Mariana ; O Almanaque trabalha muito com a questão da memória afetiva, então isso acaba sendo uma resposta muito pessoal, e a minha resposta pode parecer um pouco alienada, mas não é, porque a ideia do livro é matar saudade, emocionar quem era criança, jovem naquela época. Por isso, para mim, o que é mais interessante no Almanaque pode não ser o mais representativo politicamente, por exemplo. Eu fui ao comício das Diretas Já com a minha mãe, aos 10 anos, tinha consciência política, mas gostava mesmo era das minhas Barbies. As novelas e programas de televisão dos anos 1980 são, na minha opinião, imbatíveis. Atualmente, vejo a reprise de Vale tudo e percebo como aquela década foi interessante também por esse ponto de vista.
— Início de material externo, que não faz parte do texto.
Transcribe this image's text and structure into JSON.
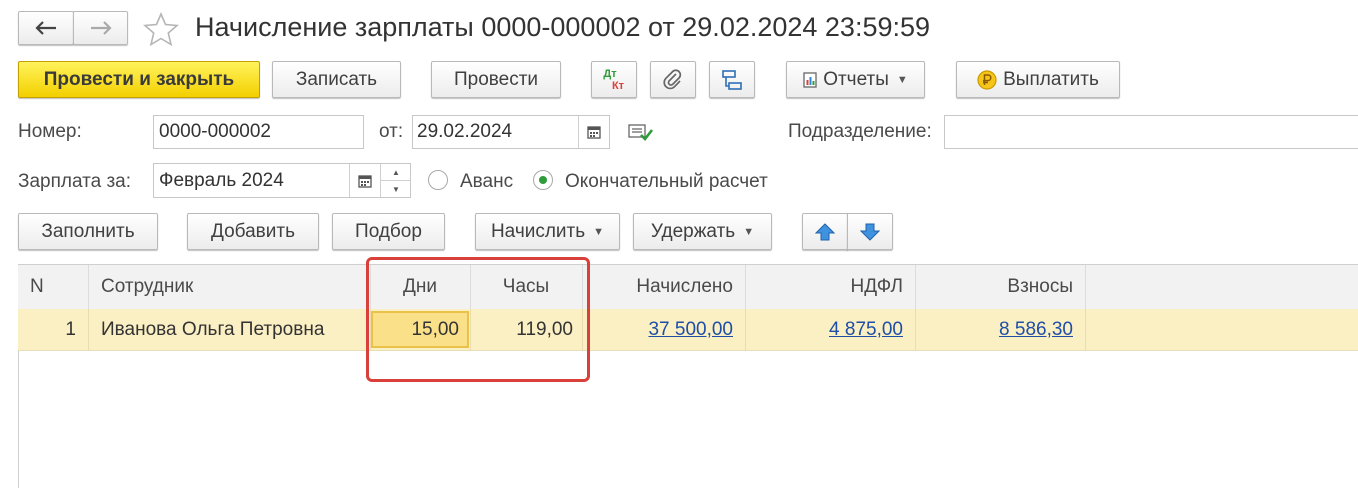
{
  "window": {
    "title": "Начисление зарплаты 0000-000002 от 29.02.2024 23:59:59"
  },
  "toolbar": {
    "post_close_label": "Провести и закрыть",
    "save_label": "Записать",
    "post_label": "Провести",
    "dt_label": "Дт",
    "kt_label": "Кт",
    "reports_label": "Отчеты",
    "pay_label": "Выплатить"
  },
  "form": {
    "number_label": "Номер:",
    "number_value": "0000-000002",
    "date_label": "от:",
    "date_value": "29.02.2024",
    "department_label": "Подразделение:",
    "department_value": "",
    "period_label": "Зарплата за:",
    "period_value": "Февраль 2024",
    "radio_advance_label": "Аванс",
    "radio_final_label": "Окончательный расчет",
    "radio_selected": "final"
  },
  "table_toolbar": {
    "fill_label": "Заполнить",
    "add_label": "Добавить",
    "select_label": "Подбор",
    "accrue_label": "Начислить",
    "withhold_label": "Удержать"
  },
  "table": {
    "columns": [
      "N",
      "Сотрудник",
      "Дни",
      "Часы",
      "Начислено",
      "НДФЛ",
      "Взносы"
    ],
    "rows": [
      {
        "n": "1",
        "employee": "Иванова Ольга Петровна",
        "days": "15,00",
        "hours": "119,00",
        "accrued": "37 500,00",
        "ndfl": "4 875,00",
        "contributions": "8 586,30"
      }
    ]
  },
  "colors": {
    "primary_button": "#f5d400",
    "highlight_frame": "#d9403a",
    "row_selected": "#fbefc4",
    "link": "#1f4ea8",
    "accent_blue": "#2f86d8"
  }
}
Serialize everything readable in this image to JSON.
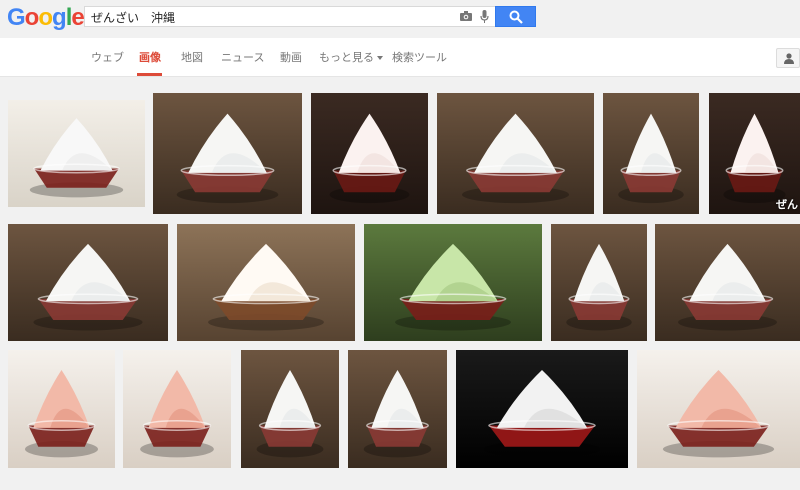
{
  "logo": {
    "letters": [
      "G",
      "o",
      "o",
      "g",
      "l",
      "e"
    ],
    "colors": [
      "#4285f4",
      "#ea4335",
      "#fbbc05",
      "#4285f4",
      "#34a853",
      "#ea4335"
    ]
  },
  "search": {
    "query": "ぜんざい　沖縄"
  },
  "tabs": [
    {
      "label": "ウェブ",
      "active": false
    },
    {
      "label": "画像",
      "active": true
    },
    {
      "label": "地図",
      "active": false
    },
    {
      "label": "ニュース",
      "active": false
    },
    {
      "label": "動画",
      "active": false
    },
    {
      "label": "もっと見る",
      "active": false
    },
    {
      "label": "検索ツール",
      "active": false
    }
  ],
  "colors": {
    "accent": "#dd4b39",
    "search_button": "#4285f4"
  },
  "images": [
    {
      "theme": "plate",
      "caption": ""
    },
    {
      "theme": "white",
      "caption": ""
    },
    {
      "theme": "dark",
      "caption": ""
    },
    {
      "theme": "white",
      "caption": ""
    },
    {
      "theme": "white",
      "caption": ""
    },
    {
      "theme": "dark",
      "caption": "ぜん"
    },
    {
      "theme": "white",
      "caption": ""
    },
    {
      "theme": "brown",
      "caption": ""
    },
    {
      "theme": "green",
      "caption": ""
    },
    {
      "theme": "white",
      "caption": ""
    },
    {
      "theme": "white",
      "caption": ""
    },
    {
      "theme": "pink",
      "caption": ""
    },
    {
      "theme": "pink",
      "caption": ""
    },
    {
      "theme": "white",
      "caption": ""
    },
    {
      "theme": "white",
      "caption": ""
    },
    {
      "theme": "darkred",
      "caption": ""
    },
    {
      "theme": "pink",
      "caption": ""
    }
  ]
}
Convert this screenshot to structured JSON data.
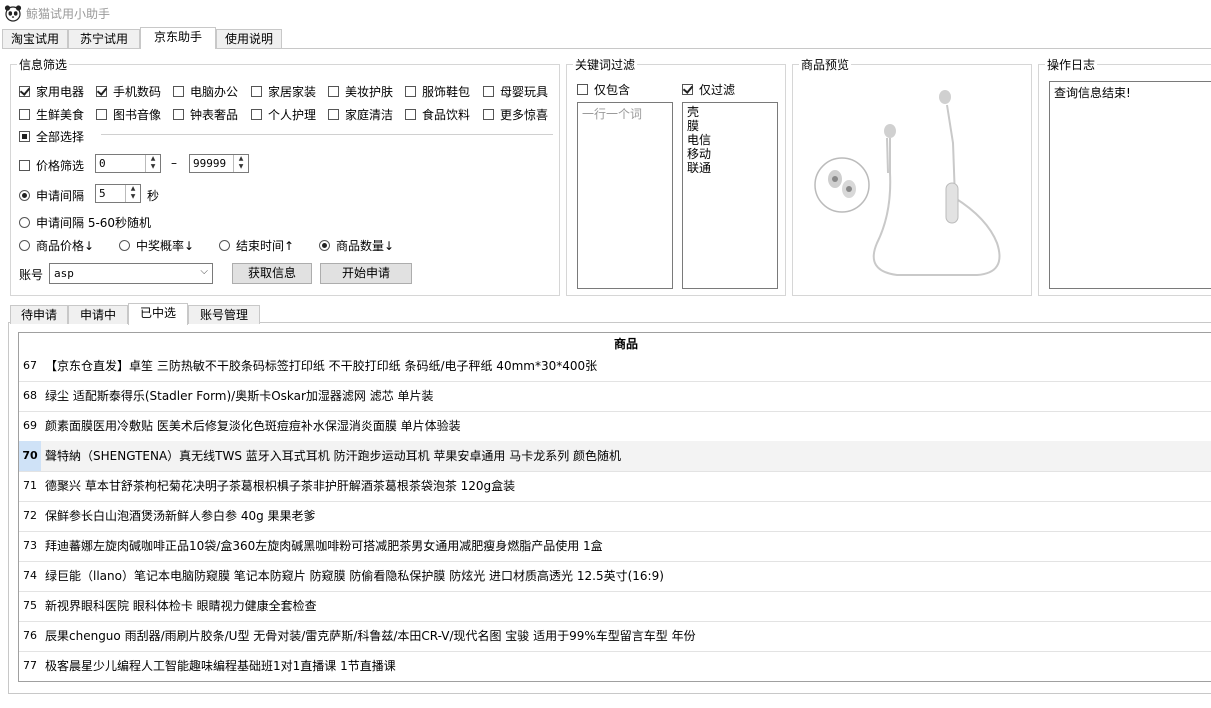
{
  "app": {
    "title": "鲸猫试用小助手"
  },
  "top_tabs": [
    {
      "label": "淘宝试用"
    },
    {
      "label": "苏宁试用"
    },
    {
      "label": "京东助手"
    },
    {
      "label": "使用说明"
    }
  ],
  "filter": {
    "title": "信息筛选",
    "categories": [
      {
        "label": "家用电器",
        "checked": true
      },
      {
        "label": "手机数码",
        "checked": true
      },
      {
        "label": "电脑办公",
        "checked": false
      },
      {
        "label": "家居家装",
        "checked": false
      },
      {
        "label": "美妆护肤",
        "checked": false
      },
      {
        "label": "服饰鞋包",
        "checked": false
      },
      {
        "label": "母婴玩具",
        "checked": false
      },
      {
        "label": "生鲜美食",
        "checked": false
      },
      {
        "label": "图书音像",
        "checked": false
      },
      {
        "label": "钟表奢品",
        "checked": false
      },
      {
        "label": "个人护理",
        "checked": false
      },
      {
        "label": "家庭清洁",
        "checked": false
      },
      {
        "label": "食品饮料",
        "checked": false
      },
      {
        "label": "更多惊喜",
        "checked": false
      }
    ],
    "select_all": "全部选择",
    "price_filter": {
      "label": "价格筛选",
      "min": "0",
      "dash": "–",
      "max": "99999"
    },
    "interval": {
      "label": "申请间隔",
      "value": "5",
      "unit": "秒"
    },
    "random_interval": {
      "label": "申请间隔 5-60秒随机"
    },
    "sort_options": [
      {
        "label": "商品价格↓",
        "checked": false
      },
      {
        "label": "中奖概率↓",
        "checked": false
      },
      {
        "label": "结束时间↑",
        "checked": false
      },
      {
        "label": "商品数量↓",
        "checked": true
      }
    ],
    "account": {
      "label": "账号",
      "value": "asp"
    },
    "fetch_button": "获取信息",
    "start_button": "开始申请"
  },
  "keyword_filter": {
    "title": "关键词过滤",
    "include_only": {
      "label": "仅包含",
      "checked": false
    },
    "filter_only": {
      "label": "仅过滤",
      "checked": true
    },
    "include_placeholder": "一行一个词",
    "filter_words": [
      "壳",
      "膜",
      "电信",
      "移动",
      "联通"
    ]
  },
  "preview": {
    "title": "商品预览"
  },
  "log": {
    "title": "操作日志",
    "text": "查询信息结束!"
  },
  "bottom_tabs": [
    {
      "label": "待申请"
    },
    {
      "label": "申请中"
    },
    {
      "label": "已中选"
    },
    {
      "label": "账号管理"
    }
  ],
  "table": {
    "header": "商品",
    "rows": [
      {
        "num": "67",
        "text": "【京东仓直发】卓笙 三防热敏不干胶条码标签打印纸 不干胶打印纸 条码纸/电子秤纸 40mm*30*400张"
      },
      {
        "num": "68",
        "text": "绿尘 适配斯泰得乐(Stadler Form)/奥斯卡Oskar加湿器滤网 滤芯 单片装"
      },
      {
        "num": "69",
        "text": "颜素面膜医用冷敷贴 医美术后修复淡化色斑痘痘补水保湿消炎面膜 单片体验装"
      },
      {
        "num": "70",
        "text": "聲特納（SHENGTENA）真无线TWS 蓝牙入耳式耳机 防汗跑步运动耳机 苹果安卓通用 马卡龙系列 颜色随机",
        "selected": true
      },
      {
        "num": "71",
        "text": "德聚兴 草本甘舒茶枸杞菊花决明子茶葛根枳椇子茶非护肝解酒茶葛根茶袋泡茶 120g盒装"
      },
      {
        "num": "72",
        "text": "保鲜参长白山泡酒煲汤新鲜人参白参  40g 果果老爹"
      },
      {
        "num": "73",
        "text": "拜迪蕃娜左旋肉碱咖啡正品10袋/盒360左旋肉碱黑咖啡粉可搭减肥茶男女通用减肥瘦身燃脂产品使用 1盒"
      },
      {
        "num": "74",
        "text": "绿巨能（llano）笔记本电脑防窥膜 笔记本防窥片 防窥膜 防偷看隐私保护膜 防炫光 进口材质高透光 12.5英寸(16:9)"
      },
      {
        "num": "75",
        "text": "新视界眼科医院 眼科体检卡 眼睛视力健康全套检查"
      },
      {
        "num": "76",
        "text": "辰果chenguo 雨刮器/雨刷片胶条/U型 无骨对装/雷克萨斯/科鲁兹/本田CR-V/现代名图 宝骏 适用于99%车型留言车型 年份"
      },
      {
        "num": "77",
        "text": "极客晨星少儿编程人工智能趣味编程基础班1对1直播课 1节直播课"
      }
    ]
  }
}
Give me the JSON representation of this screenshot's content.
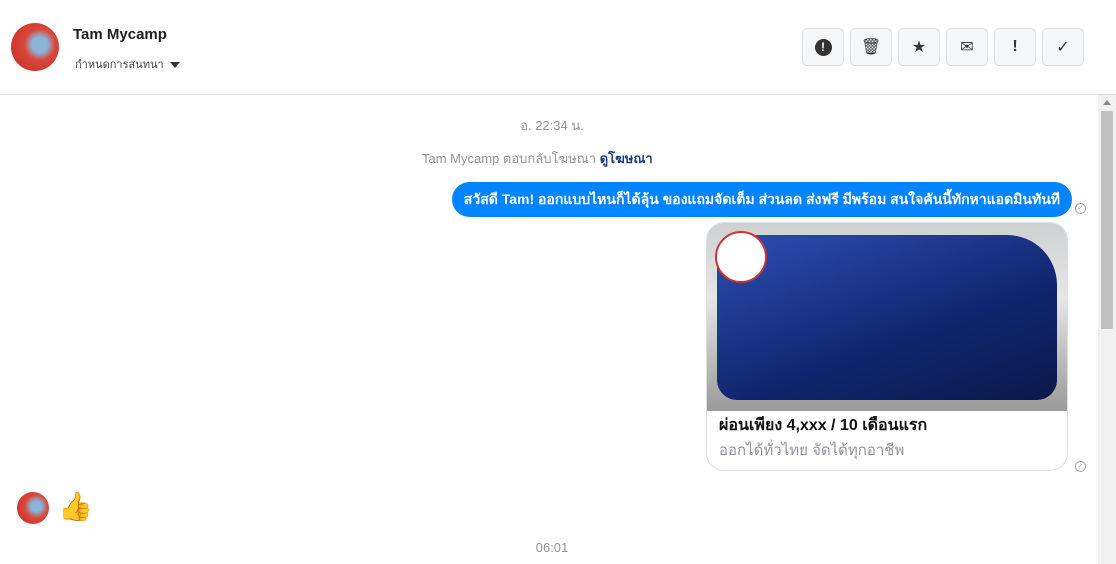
{
  "header": {
    "name": "Tam Mycamp",
    "subtitle": "กำหนดการสนทนา",
    "actions": [
      {
        "name": "spam",
        "glyph": "!"
      },
      {
        "name": "delete",
        "glyph": "🗑"
      },
      {
        "name": "star",
        "glyph": "★"
      },
      {
        "name": "unread",
        "glyph": "✉"
      },
      {
        "name": "important",
        "glyph": "!"
      },
      {
        "name": "done",
        "glyph": "✓"
      }
    ]
  },
  "messages": {
    "time1": "อ. 22:34 น.",
    "reply_note": "Tam Mycamp ตอบกลับโฆษณา",
    "view_ad": "ดูโฆษณา",
    "outgoing": "สวัสดี Tam! ออกแบบไหนก็ได้ลุ้น ของแถมจัดเต็ม ส่วนลด ส่งฟรี มีพร้อม สนใจคันนี้ทักหาแอดมินทันที",
    "card_title": "ผ่อนเพียง 4,xxx / 10 เดือนแรก",
    "card_subtitle": "ออกได้ทั่วไทย จัดได้ทุกอาชีพ",
    "reaction": "👍",
    "time2": "06:01"
  },
  "colors": {
    "accent": "#0084ff"
  }
}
Ao mesmo tempo, a nossa pesquisa revelou algumas informações engraçadas e pitorescas que pouca gente sabia: José Mayer, por exemplo, dublava a voz do Burro Falante, do Sítio do Pica-pau amarelo. Ou que Moacyr Franco fez teste para ser o Bozo...

Luiz André ; Para mim, o emblema da década é o rock brasileiro, com pesos pesados como Titãs, Legião Urbana, Paralamas, Barão Vermelho e Cazuza, Ultraje a Rigor... É a trilha sonora que marcou toda uma geração e que influenciou quase todo o rock que veio depois. Mas foi também a época em que a televisão teve alguns marcos importantes: as novelas de humor no horário das sete ; que teve como ícones Guerra dos sexos e Que rei sou eu? ;, que perduram até hoje. A linguagem de videoclipe e quadrinhos de Armação ilimitada e que até hoje é repetida nos programas jovens, inclusive os da MTV. E o humor escrachado e meio anárquico da TV Pirata e do Perdidos na noite, do Fausto Silva, que inspiraram quase todos os programas de hoje em dia. No esporte, um dos marcos dos anos 1980 foi a Fórmula 1. Nós conquistamos cinco títulos mundiais na década: três com Nelson Piquet (1981, 1983 e 1987) e dois com Ayrton Senna (1988 e 1990), que transformou o Tema da vitória num clássico dos anos 1980.

E por que a década de 1980 exerce tanto fascínio não só nas pessoas que a viveram, como também em jovens que não viveram, mas gostariam de ter experimentado tudo o que se passou no período?
Mariana ; Lembro que nos anos 1980 o revival era dos anos 1960. Na minha opinião, é preciso um distanciamento de tempo para rever e relembrar uma década. Hoje, estamos na época de relembrar os anos 1980, e daqui a pouco é a vez de lembrar os anos 1990. Sou suspeita para falar, mas os anos 1980 são muito particulares: início da era tecnológica, anistia e abertura política, movimento do rock nacional, nova linguagem de humor na televisão; Foi uma época de transição, e isso causa um certo encanto.

Luiz André ; Nela vimos a geração da transição. Juntou o analógico, que vigorou até os anos 1970, com o digital, que explodiu nos 1990. Talvez tenha sido a única geração em que a garotada teve tanto fascínio pela tecnologia do Atari e pela ;novidade; do videocassete quanto pelos jogos de tabuleiro, como War, Detetive, Master... Sem contar que é uma geração muito mais descompromissada, menos sisuda como as das décadas anteriores, que tinha uma bandeira para lutar. Foi a primeira geração depois de longos anos que poderia se expressar livremente, que podia tanto discutir as Diretas Já e dar um voto de protesto no Macaco Tião quanto dançar ao som de Dr. Silvana e Metrô. E esse fascínio com a garotada de hoje em dia também se deve a um ponto importante: quem tem hoje entre 35 e 50 anos, que viveu intensamente os anos 1980, hoje é pai/mãe de crianças e adolescentes. É natural que queiram mostrar para seus filhos o que de bom teve na sua época.